This page documents the FunctionObservers package for MATLAB, which can be found at the git repository here. Modern machine learning has focused largely on developing increasingly powerful tools for characterizing the geometric and statistical properties of static data. In reality, however, most learning problems in the world involve data that evolves with time. The main fields of study focusing on time-series data are statistics (including geostatistics), which focuses on modeling and inference for stochastic processes, and control/systems theory, which focuses on the control of and prediction for dynamical systems, which may or may not be random. The function observer paradigm borrows ideas liberally from these two fields, and fuses them with the elegant machine learning paradigm of kernel methods.

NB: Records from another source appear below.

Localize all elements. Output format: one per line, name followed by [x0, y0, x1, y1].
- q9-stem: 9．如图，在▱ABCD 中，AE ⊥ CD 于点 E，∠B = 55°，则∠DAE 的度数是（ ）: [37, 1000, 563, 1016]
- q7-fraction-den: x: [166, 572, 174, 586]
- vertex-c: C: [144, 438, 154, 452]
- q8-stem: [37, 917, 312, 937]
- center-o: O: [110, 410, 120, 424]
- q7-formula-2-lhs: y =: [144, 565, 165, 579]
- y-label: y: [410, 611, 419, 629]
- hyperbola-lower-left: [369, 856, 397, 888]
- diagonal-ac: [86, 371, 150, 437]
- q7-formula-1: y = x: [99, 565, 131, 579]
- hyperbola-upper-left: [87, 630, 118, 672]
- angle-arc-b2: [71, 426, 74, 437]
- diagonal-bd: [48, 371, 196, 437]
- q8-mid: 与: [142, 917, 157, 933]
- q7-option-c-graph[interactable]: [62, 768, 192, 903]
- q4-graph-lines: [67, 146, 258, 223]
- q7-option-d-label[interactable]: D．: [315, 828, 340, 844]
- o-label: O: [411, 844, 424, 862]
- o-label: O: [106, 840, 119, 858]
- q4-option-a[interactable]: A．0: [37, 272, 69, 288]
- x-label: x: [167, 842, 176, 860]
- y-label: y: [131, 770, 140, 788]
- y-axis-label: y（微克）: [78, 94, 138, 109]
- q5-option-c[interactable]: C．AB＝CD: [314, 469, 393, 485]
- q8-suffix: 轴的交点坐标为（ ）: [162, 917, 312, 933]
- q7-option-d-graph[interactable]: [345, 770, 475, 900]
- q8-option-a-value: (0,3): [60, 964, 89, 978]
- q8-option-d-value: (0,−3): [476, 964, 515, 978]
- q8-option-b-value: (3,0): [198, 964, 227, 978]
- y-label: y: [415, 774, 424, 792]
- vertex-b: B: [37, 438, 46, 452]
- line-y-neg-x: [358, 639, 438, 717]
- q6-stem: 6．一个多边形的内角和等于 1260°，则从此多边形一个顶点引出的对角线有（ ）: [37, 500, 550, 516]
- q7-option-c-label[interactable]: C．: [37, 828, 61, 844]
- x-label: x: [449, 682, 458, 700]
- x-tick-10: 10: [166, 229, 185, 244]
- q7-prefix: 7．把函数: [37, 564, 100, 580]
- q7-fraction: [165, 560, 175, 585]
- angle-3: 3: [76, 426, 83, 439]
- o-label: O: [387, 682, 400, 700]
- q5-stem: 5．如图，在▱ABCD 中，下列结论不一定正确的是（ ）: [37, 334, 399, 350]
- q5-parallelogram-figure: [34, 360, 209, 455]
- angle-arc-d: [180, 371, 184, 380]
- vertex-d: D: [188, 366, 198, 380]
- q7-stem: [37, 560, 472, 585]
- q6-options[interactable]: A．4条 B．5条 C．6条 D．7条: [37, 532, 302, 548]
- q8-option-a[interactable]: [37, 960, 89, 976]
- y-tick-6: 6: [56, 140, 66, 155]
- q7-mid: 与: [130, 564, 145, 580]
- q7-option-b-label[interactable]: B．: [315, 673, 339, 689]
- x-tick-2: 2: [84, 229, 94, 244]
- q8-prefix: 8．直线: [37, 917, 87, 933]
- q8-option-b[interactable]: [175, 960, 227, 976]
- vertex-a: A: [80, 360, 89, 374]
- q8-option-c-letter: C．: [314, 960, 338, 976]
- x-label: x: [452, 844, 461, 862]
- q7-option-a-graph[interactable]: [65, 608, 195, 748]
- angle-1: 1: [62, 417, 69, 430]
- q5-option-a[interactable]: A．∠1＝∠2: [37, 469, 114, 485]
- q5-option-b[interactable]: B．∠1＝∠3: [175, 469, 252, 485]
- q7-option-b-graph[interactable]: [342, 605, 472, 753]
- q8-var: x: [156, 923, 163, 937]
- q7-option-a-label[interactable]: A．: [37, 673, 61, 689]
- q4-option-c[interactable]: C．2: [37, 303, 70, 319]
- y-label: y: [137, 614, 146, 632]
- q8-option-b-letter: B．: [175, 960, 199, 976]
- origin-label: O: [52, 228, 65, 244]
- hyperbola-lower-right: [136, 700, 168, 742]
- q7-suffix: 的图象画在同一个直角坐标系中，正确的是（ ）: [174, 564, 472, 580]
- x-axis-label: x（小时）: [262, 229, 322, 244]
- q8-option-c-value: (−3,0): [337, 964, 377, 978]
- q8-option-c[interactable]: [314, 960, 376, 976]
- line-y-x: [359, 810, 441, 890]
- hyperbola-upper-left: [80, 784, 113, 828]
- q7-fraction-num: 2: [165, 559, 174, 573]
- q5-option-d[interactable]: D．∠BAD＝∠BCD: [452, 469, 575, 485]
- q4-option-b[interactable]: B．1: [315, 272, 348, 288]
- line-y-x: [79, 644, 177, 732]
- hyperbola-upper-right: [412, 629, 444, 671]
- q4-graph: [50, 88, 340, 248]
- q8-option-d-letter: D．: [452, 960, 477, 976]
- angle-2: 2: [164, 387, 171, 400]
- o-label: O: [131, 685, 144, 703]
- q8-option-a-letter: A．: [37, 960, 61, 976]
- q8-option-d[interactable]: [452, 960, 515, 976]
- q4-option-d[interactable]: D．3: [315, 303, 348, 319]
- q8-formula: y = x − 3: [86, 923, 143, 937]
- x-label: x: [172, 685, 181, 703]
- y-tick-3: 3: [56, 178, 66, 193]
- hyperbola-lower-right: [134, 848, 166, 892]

The primary goal of these methods is the modeling and control of spatiotemporally varying processes (i.e. stochastic phenomena that vary over space AND time). Practical applications of these types of methods include ocean temperature modeling and monitoring, control of diffusive processes in power plants, optimal decision-making in contested areas with a patrolling enemy, disease propagation in urban population centers, and so on. In all of these scenarios, there are some commonalities:

  1. Modeling: building a predictive model of the process in play. The following image shows an example of inferring mean ocean surface temperature from AVVHR satellite data, at a given day: the full algorithm would build a model of how these temperatures will change over time.
  1. Monitoring: estimating the latent state of the process from a set of measurements, gathered from sensors. The image below demonstrates the tracking of an abstract process using a series of measurements from fixed sensor locations.
  1. Control/Exploitation: either affecting the future state of the process directly, or using the current state of the process to make a decision. The image below shows an example of driving a system with an initial temperature distribution diffusing according to the heat equation to a final, fixed temperature distribution.

The geostatistics community has done a great deal of work in the modeling aspects of this area. Our contributions lie in utilizing ideas from reproducing kernel Hilbert space theory to make modeling easier and more efficient, and utilizing ideas from systems theory to minimize the number of sensors, and the control effort required for actuation. This toolbox will allow researchers to utilize and explore these ideas in their own work.